Apesar de fazer parte dos estudos de fase 3 realizados no Brasil, a vacina contra a covid-19 da farmacêutica americana Pfizer está fora do radar do Ministério da Saúde. A candidata é a primeira a ter os testes em massa com seres humanos concluídos e cujos resultados apontaram para 90% de eficácia, conforme divulgação feita pela desenvolvedora, nesta segunda-feira (9/11).
Não existe acordo de aquisição para incorporar ao Programa Nacional de Imunização (PNI) a vacina da Pfizer, feita em parceria com o laboratório alemão BioNTech. Segundo a própria farmacêutica, houve tentativa de oferta para que o Brasil fosse incluído no rol de países a adquirirem as doses, mas não houve resposta por parte do governo brasileiro.

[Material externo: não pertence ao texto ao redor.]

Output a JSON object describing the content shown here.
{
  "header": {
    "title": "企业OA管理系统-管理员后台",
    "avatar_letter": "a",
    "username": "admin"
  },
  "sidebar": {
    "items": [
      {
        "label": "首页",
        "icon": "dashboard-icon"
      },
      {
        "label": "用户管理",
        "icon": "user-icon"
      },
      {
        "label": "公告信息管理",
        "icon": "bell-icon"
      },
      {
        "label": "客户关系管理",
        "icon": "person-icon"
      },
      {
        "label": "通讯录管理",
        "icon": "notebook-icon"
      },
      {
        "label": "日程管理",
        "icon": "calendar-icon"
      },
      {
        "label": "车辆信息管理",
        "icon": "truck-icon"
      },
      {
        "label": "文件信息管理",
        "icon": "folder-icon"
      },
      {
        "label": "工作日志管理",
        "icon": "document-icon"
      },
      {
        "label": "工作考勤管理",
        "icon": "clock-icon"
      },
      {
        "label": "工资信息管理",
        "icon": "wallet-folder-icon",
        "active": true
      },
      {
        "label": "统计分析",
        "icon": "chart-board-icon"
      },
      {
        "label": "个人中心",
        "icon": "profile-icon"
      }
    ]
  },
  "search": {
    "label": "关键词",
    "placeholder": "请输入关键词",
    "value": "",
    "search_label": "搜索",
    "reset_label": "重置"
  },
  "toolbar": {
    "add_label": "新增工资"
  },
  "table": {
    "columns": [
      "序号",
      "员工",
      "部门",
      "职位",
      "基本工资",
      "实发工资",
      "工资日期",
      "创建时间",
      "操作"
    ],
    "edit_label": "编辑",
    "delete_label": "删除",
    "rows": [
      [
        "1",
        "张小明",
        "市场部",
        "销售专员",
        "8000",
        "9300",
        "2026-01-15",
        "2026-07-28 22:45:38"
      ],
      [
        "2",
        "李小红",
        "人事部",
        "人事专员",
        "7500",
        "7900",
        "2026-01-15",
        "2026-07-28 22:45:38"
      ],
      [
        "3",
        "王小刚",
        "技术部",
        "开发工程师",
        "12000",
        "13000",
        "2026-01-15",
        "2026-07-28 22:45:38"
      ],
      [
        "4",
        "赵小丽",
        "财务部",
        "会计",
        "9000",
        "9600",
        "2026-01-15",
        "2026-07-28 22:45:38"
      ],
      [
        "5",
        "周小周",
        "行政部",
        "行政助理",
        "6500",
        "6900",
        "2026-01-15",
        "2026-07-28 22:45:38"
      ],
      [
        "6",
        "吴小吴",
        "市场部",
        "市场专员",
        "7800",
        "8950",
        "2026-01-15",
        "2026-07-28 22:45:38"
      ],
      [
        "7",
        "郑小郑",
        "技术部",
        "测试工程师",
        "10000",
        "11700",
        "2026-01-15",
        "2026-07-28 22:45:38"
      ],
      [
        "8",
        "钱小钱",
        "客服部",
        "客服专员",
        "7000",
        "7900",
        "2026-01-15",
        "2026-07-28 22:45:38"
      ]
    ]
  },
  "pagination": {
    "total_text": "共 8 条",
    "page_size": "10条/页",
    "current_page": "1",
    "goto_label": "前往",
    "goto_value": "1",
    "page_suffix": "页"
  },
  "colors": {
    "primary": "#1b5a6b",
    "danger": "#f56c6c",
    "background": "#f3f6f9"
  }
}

Com autorização da Agência Nacional de Vigilância Sanitária (Anvisa), a candidata contou com mais de 3 mil voluntários brasileiros em São Paulo e na Bahia, mas, diferentemente da chinesa CoronaVac e da britânica de Oxford, não havia previsão de transferência de tecnologia para que o país pudesse produzir a vacina em território nacional. Fecharam acordo com a farmacêutica os Estados Unidos, que deverão adquirir 100 milhões de doses; e a União Europeia, que receberá mais 200 milhões. Japão, Reino Unido e Canadá também entraram no acordo.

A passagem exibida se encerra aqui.